On Killing, The Psychological Cost of Learning to Kill in War and Society (Back Bay Books, 2009) is a book by Lt. Col. Dave Grossman. He is a former soldier who no longer dresses up war in some sort of heroic necessity or morality but calls it simply killing. He argues that apart from a few actual psychopaths ordinary men and women involved in war have to be brutally conditioned to overcome the natural aversion to taking another human life. The consequences of this murderous training are profound spiritual damage. “The dead soldier takes his misery with him, but the man who killed him must ever live and die with him. The lesson becomes increasingly clear: Killing is what war is all about, and killing in combat, by its very nature, causes deep wounds of pain and guilt.” At the same time, Grossman points out, we’re applying the same perverse teaching to the whole civilian population through violent movies, violent video games and violent role models. So on the one hand killing is traumatic and on the other we continually traumatize ourselves.

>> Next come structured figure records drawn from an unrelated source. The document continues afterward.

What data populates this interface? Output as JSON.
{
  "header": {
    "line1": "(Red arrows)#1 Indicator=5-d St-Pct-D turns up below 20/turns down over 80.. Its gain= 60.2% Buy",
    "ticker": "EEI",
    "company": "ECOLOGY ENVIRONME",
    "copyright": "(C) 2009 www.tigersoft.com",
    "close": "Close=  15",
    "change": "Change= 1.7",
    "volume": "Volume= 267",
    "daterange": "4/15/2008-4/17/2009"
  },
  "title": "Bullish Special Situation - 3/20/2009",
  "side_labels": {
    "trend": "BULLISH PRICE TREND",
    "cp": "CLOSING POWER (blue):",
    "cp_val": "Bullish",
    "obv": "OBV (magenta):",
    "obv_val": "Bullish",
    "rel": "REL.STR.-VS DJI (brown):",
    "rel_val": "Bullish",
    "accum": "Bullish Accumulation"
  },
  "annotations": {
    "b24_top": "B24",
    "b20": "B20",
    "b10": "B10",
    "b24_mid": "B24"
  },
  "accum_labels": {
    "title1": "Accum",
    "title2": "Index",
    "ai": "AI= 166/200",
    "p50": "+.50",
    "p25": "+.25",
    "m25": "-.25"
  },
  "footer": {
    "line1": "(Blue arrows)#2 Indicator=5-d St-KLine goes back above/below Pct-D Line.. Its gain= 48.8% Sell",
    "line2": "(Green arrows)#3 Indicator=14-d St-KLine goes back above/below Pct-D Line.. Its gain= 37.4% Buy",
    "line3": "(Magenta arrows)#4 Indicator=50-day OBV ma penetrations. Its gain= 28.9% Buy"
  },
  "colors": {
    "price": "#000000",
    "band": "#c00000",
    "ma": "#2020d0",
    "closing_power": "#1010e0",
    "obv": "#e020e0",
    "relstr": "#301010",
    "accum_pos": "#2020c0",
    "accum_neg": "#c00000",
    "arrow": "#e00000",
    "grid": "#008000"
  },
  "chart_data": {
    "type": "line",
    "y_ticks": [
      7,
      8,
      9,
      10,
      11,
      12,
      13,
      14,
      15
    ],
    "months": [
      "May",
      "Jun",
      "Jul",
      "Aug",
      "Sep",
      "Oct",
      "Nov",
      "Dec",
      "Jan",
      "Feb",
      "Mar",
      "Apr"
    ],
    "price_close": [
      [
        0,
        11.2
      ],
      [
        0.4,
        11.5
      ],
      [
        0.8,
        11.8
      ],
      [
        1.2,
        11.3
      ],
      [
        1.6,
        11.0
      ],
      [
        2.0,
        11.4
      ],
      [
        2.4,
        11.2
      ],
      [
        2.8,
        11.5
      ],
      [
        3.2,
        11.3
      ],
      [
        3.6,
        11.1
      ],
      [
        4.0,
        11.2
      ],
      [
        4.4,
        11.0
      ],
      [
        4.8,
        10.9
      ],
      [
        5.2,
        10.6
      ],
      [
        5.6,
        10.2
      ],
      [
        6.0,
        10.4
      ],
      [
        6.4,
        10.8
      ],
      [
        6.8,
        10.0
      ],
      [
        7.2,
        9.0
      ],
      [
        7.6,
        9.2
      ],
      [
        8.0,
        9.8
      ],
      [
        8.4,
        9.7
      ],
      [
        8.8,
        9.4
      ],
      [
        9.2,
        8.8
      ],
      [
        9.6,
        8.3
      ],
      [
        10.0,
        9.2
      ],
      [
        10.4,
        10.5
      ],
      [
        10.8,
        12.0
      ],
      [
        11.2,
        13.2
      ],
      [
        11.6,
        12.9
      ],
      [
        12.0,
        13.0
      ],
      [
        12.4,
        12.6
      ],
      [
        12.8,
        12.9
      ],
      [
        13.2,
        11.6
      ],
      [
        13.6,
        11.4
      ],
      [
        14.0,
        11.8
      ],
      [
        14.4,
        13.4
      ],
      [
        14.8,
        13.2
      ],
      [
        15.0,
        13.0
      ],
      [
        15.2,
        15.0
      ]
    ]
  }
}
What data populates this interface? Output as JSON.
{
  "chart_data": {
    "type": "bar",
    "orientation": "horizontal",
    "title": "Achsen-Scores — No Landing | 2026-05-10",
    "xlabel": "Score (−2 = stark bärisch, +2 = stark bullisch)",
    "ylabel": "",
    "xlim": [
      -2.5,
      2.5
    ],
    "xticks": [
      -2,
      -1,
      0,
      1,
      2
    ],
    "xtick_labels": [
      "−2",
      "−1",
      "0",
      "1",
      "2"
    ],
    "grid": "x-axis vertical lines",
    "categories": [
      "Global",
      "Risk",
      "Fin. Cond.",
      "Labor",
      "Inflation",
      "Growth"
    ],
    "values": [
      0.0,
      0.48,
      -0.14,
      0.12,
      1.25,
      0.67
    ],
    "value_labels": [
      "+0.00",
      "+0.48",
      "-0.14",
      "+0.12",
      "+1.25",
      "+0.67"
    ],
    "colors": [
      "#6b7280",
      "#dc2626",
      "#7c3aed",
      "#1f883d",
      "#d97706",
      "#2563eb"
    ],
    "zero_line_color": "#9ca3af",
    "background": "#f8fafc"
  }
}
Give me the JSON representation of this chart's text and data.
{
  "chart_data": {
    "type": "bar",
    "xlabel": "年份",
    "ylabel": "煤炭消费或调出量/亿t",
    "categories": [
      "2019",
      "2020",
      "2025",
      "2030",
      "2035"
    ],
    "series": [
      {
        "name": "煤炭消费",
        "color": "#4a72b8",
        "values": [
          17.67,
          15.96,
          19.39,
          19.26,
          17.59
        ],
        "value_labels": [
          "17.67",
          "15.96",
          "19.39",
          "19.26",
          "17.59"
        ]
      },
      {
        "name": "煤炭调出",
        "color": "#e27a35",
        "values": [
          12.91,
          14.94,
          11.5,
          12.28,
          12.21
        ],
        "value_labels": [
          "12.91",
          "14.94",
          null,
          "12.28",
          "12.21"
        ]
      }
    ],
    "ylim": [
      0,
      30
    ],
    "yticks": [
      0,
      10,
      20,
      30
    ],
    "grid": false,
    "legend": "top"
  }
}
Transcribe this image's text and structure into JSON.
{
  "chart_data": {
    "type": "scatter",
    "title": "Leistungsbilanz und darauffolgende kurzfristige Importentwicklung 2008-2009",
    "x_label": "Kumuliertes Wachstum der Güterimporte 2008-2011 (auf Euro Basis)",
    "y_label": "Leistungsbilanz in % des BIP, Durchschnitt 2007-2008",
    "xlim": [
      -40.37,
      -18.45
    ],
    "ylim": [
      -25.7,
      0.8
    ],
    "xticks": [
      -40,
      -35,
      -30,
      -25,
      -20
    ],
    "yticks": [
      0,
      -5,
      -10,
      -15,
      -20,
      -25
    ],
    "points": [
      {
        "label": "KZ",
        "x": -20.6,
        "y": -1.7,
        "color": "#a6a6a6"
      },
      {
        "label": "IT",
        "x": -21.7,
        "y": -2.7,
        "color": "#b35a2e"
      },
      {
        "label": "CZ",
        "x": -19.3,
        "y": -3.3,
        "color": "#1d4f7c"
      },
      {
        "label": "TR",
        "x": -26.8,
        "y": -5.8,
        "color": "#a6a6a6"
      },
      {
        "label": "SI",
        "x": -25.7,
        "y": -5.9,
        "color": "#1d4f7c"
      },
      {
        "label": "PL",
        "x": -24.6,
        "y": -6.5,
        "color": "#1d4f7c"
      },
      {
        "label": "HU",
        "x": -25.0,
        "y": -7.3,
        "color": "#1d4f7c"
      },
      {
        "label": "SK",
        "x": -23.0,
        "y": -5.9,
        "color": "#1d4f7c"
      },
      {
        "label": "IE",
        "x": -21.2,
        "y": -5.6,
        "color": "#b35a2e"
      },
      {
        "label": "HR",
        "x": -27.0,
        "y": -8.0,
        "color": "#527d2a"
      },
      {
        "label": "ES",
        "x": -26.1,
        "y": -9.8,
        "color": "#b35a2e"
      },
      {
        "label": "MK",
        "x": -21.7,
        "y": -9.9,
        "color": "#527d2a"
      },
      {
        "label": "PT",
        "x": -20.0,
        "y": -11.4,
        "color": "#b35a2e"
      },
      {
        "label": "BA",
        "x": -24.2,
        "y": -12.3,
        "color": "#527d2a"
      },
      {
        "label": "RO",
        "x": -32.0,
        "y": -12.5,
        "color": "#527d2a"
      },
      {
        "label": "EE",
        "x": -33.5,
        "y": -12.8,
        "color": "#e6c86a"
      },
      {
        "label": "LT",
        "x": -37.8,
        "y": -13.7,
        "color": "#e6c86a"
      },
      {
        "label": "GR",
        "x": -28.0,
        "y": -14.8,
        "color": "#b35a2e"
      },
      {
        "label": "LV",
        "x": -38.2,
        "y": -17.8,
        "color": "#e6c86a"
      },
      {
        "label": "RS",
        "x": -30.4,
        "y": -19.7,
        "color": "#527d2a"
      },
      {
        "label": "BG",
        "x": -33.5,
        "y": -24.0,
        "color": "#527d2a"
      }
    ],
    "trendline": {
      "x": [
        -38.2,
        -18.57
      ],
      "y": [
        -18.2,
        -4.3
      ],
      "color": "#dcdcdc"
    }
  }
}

Now whether we agree with the particulars of his argument, or whether he has worked out all their implications, doesn’t matter. What is important is the way he is breaking down the boundary distinctions, between “justified” killing in war and killing pure and simple, between the neutral “job” of the soldier and traumatic psychic harm, and between the soldier and the civilian, between war and peace. This means, of course, an enormous crisis in the business of war and killing, in fact its progressive untenability as a human course of action. But from where can this genuinely anthropological crisis be derived? After all human beings have been in the business of killing since year one. Why should a professional soldier suddenly decide that his very business is humanly impossible? Grossman doesn’t mention Christ but he doesn’t have to. The only decisive anthropological intervention declaring our enemy to be our brother and his killing not to be a matter of fate but of persecutory human violence is the Risen Crucified. On this basis, therefore, we can see that subtly and implicitly, yet powerfully and irreversibly, the gospel of Jesus is provoking a crisis in cultural values and hand-in-hand proposing its true radical solution, that of forgiveness, nonviolence and love.

The gospel is the genuine alternative to the crisis the gospel itself has produced. The mutated cultural uptake of the gospel is untrammeled freedom and desire. But limitless war is their necessary consequence. Yet the gospel does not rest, and just as it revealed the possibility of freedom and desire it now discloses the human intolerability of violence. The initial cultural reaction to the gospel was largely a cancerous form, but the very volume of the cancer in the contemporary world turns our attention to the true regeneration at its source. What we are assisting at today is anthropological shift of unparalleled significance. And so progressively we have the choice of a dangerously half-Christianized world, a world at war, or a humanly Jesus-centered one, a world of forgiveness, peace and life.